Selain itu, Yeka berujar pembatasan pasokan dari peretail maupun produsen masih terjadi di beberapa provinsi.
Modus yang terjadi adalah para pelaku retail modern menumpuk minyak goreng di gudang dan masih membatasi.
Yeka menduga hal ini sebagai salah satu cara pelaku usaha untuk menguji ketegasan Kementerian Perdagangan (Kemendag) dalam menegakkan aturan HET terbaru.
Modus lain adalah agen distributor menghentikan pasokan kepada toko retail modern. Praktik ini ditemukan di tujuh provinsi, yakni Suatra Utara, DKI Jakarta Jambi, Kalimantan Tengah, Nusa Tenggara Barat, Sulawesi Selatan, dan Papua.
Terakhir, praktik ilegal yang ditemukan Ombudsman adalah konsumen disyaratkan membeli barang tertentu untuk membeli minyak goreng atau harus menjadi anggota konsumen. Praktik ini ditemukan setidaknya di Maluku Utara, Jawa Timur, dan Yogyakarta.
Walau demikian Yeka mengatakan panic buying telah berkurang selama dua pekan terakhir. Selain itu, kepatuhan HET di pasar dan retail modern sudah cukup tinggi.
Di pasar modern, untuk produk minyak goreng kemasan permium masih ada satu provinsi yang melanggar dengan harga jual hingga Rp 21 ribu per liter, yakni Maluku.
Sementara itu, penjualan minyak gorengr kemasan sederhana di Sumatera Selatan, Jawa Tengah, Yogyakarta, Kalimantan Timur Nusa Tenggara Barat, Maluku, dan Papua masih di kisaran Rp 14 ribu hingga Rp 16 ribu.
Adapun, HET terbaru telah mengatur HET untuk migor kemasan premium adalah Rp 14.000 per liter, sedangkan untuk migor kemasan sederhana senilai Rp 13.500 per liter.
Sejak 18 Februari 2021, Kementerian Perdagangan (Kemendag) telah menugaskan seluruh pejabat eselon dua untuk menelusuri alur distribusi hingga ke produsen migor curah. Setiap pejabat bertanggung jawab atas satu provinsi.
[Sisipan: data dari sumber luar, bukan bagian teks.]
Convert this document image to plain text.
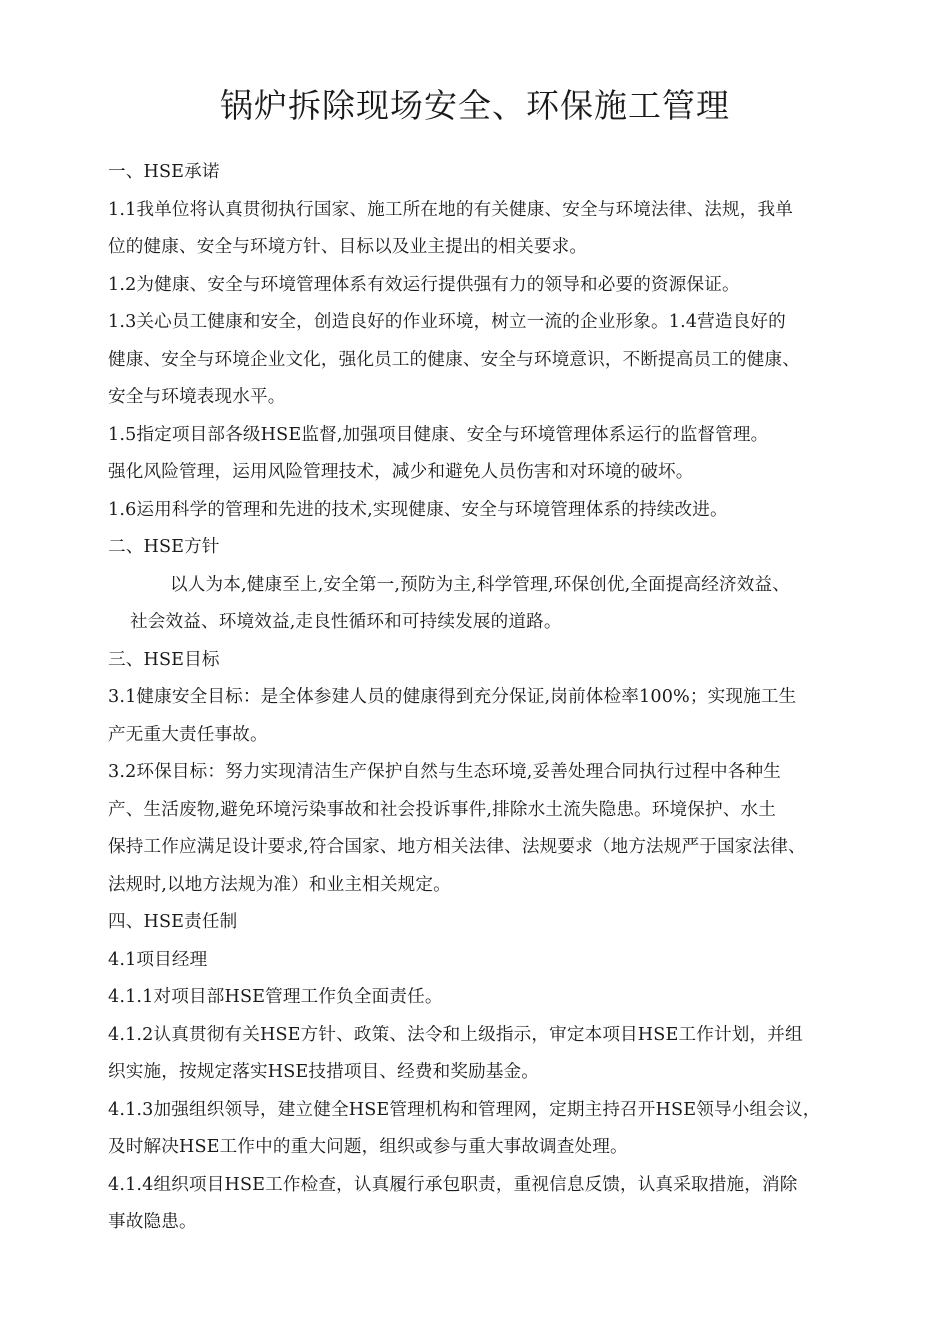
锅炉拆除现场安全、环保施工管理

一、HSE承诺

1.1我单位将认真贯彻执行国家、施工所在地的有关健康、安全与环境法律、法规，我单

位的健康、安全与环境方针、目标以及业主提出的相关要求。

1.2为健康、安全与环境管理体系有效运行提供强有力的领导和必要的资源保证。

1.3关心员工健康和安全，创造良好的作业环境，树立一流的企业形象。1.4营造良好的

健康、安全与环境企业文化，强化员工的健康、安全与环境意识，不断提高员工的健康、

安全与环境表现水平。

1.5指定项目部各级HSE监督,加强项目健康、安全与环境管理体系运行的监督管理。

强化风险管理，运用风险管理技术，减少和避免人员伤害和对环境的破坏。

1.6运用科学的管理和先进的技术,实现健康、安全与环境管理体系的持续改进。

二、HSE方针

以人为本,健康至上,安全第一,预防为主,科学管理,环保创优,全面提高经济效益、

社会效益、环境效益,走良性循环和可持续发展的道路。

三、HSE目标

3.1健康安全目标：是全体参建人员的健康得到充分保证,岗前体检率100%；实现施工生

产无重大责任事故。

3.2环保目标：努力实现清洁生产保护自然与生态环境,妥善处理合同执行过程中各种生

产、生活废物,避免环境污染事故和社会投诉事件,排除水土流失隐患。环境保护、水土

保持工作应满足设计要求,符合国家、地方相关法律、法规要求（地方法规严于国家法律、

法规时,以地方法规为准）和业主相关规定。

四、HSE责任制

4.1项目经理

4.1.1对项目部HSE管理工作负全面责任。

4.1.2认真贯彻有关HSE方针、政策、法令和上级指示，审定本项目HSE工作计划，并组

织实施，按规定落实HSE技措项目、经费和奖励基金。

4.1.3加强组织领导，建立健全HSE管理机构和管理网，定期主持召开HSE领导小组会议，

及时解决HSE工作中的重大问题，组织或参与重大事故调查处理。

4.1.4组织项目HSE工作检查，认真履行承包职责，重视信息反馈，认真采取措施，消除

事故隐患。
Temuan awal dari penugasan tersebut, belum ada migor curah yang dilego Rp 11.500 per liter sampai Jumat (18/2). Oleh karena itu, para petugas Kemendag yang menelusuri alur distribusi akan ditemani dengan Satuan Tugas (Satgas) Pangan agar dapat langsung dikenakan hukuman administrasi dan pidana bagi oknum yang melanggar HET terbaru.